We are moving to a new house that doesn't have a chimney usable for a fireplace so were going to put a chimney through a wall to have a wood stove but the overhangs are too large.

The wood stove guy from our local shop said we should go with gas instead since we will have natural gas at the house.
The house has radiators on natural gas, and is supposedly well insulated, so not sure that a gas stove would save us any money on natural gas or help out the environment but it would be nice to have heat in a power outage. 

The home is 3 floors with a finished attic, originally from early 1900's.  The first floor is about 700 square feet and the corner we want to do the install is rather far from the stairs, so we're thinking of heating enough to prevent pipes freezing and keep us warm in the room the stove is in.

First question is how large a stove in terms of BTU do we need.  We prefer a physically small stove because the room we're putting it in is not that large and we have concerns about the stove taking up physical space. Of course a gas stove will take up less space than a wood stove.

Second is which stove would be best.  We have local dealers who have jotul, vermont casting, majestic, avalon and hearthstone gas stoves.  Not sure which is the most reliable and trouble free when it comes to gas stoves, and we also need to be able to use it with no electricity.

Thanks for any experience or advice.


----------



## blades (Jul 20, 2014)

It is entirely possible to construct an external flue that dose not pass thru the roof or overhangs. More costly ,yes, but doable. Same with an inside chase/flue system. An external flue passing thru an overhang is no different than the same flue passing thru the ceiling and then the roof. The flue system would like cost as much or more than the stove.    Anything that uses combustion to create heat will require some type of venting. Even the units that say no venting required still need
some sort of air exchange( ventilation) in order to keep Co levels in check- read the fine print.
If you are worried about power outages then a back up generator running on NG would be a much better choice wallet wise in your circumstances.


----------



## nanama72 (Jul 20, 2014)

Thanks, we are trying to vent through the wall with the gas stove.  We do want a generator also.  We're thinking about the Jotul Allagash.  That seems to have the most positive reviews on hearth.com.


----------



## Grisu (Jul 20, 2014)

Do you know how much gas the previous owner consumed in a winter month like January or February? That will help in getting the size of the stove right. One therm/ccf of natural gas has 100,000 BTU. An example: If they used 150 ccf per month, that's 5 ccf or 500,000 BTU per day. That's ~20,000 BTU per hour if the stove is supposed to take over all your heating needs (and assuming similar efficiencies between furnace and stove).


----------



## nanama72 (Jul 21, 2014)

Unless it seems a gas stove could save us on gas use over the radiators, then agree that a back up generator makes the most sense for us right now.


----------



## Grisu (Jul 21, 2014)

nanama72 said:


> Unless it seems a gas stove could save us on gas use over the radiators, then agree that a back up generator makes the most sense for us right now.

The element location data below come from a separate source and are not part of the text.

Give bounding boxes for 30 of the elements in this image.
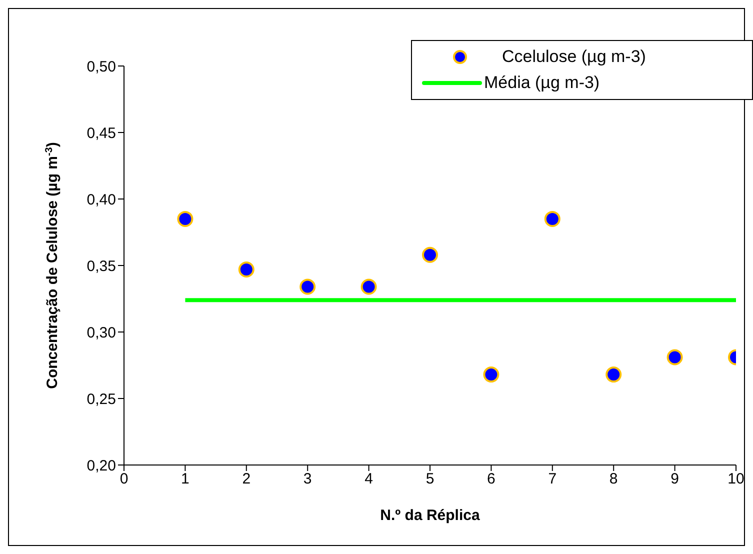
y-tick-label: 0,50: [86, 58, 116, 76]
x-tick-label: 1: [181, 470, 190, 488]
point: [666, 349, 683, 366]
x-tick-label: 6: [487, 470, 496, 488]
point: [422, 246, 438, 263]
y-tick-label: 0,40: [86, 191, 116, 208]
point: [360, 278, 377, 295]
point: [544, 210, 560, 227]
y-tick-label: 0,25: [86, 390, 116, 408]
x-axis-title: N.º da Réplica: [380, 507, 480, 524]
point: [238, 261, 254, 278]
x-tick-label: 5: [426, 470, 434, 488]
y-tick-label: 0,45: [86, 124, 116, 142]
x-tick-label: 8: [609, 470, 618, 488]
x-tick-label: 0: [120, 470, 128, 488]
point: [300, 278, 316, 295]
x-tick-label: 3: [303, 470, 312, 488]
point: [177, 210, 194, 227]
legend-label: Ccelulose (µg m-3): [502, 47, 646, 67]
x-tick-label: 9: [670, 470, 679, 488]
y-tick-label: 0,20: [86, 457, 116, 474]
x-tick-label: 10: [728, 470, 744, 488]
x-tick-label: 2: [242, 470, 251, 488]
point: [606, 366, 622, 383]
x-tick-label: 7: [548, 470, 557, 488]
x-tick-label: 4: [364, 470, 373, 488]
y-tick-label: 0,35: [86, 258, 116, 275]
y-tick-label: 0,30: [86, 324, 116, 342]
point: [483, 366, 500, 383]
legend-label: Média (µg m-3): [484, 73, 600, 93]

Unlikely. If the main concern was having heat in case of a power outage, then getting a backup generator is the way to go.


----------



## DAKSY (Aug 15, 2014)

A gas stove CAN save you money over the use of your boiler in what the wood & pellet burners call the "Shoulder Season." If you can heat one small room to take the chill off & feel comfortable until you crawl under the covers, then a small gas stove will work. Once "The Hawk" (winter)  hits, you'll need to have more rooms heated & be FORCED to use the boiler. If the room you want to install it in is a sitting room or other family type gathering area, then go for it. The Allagash IS a quality unit & it'll pay for itself in the late fall & spring months by using a whole lot less fuel than your central heating system.


----------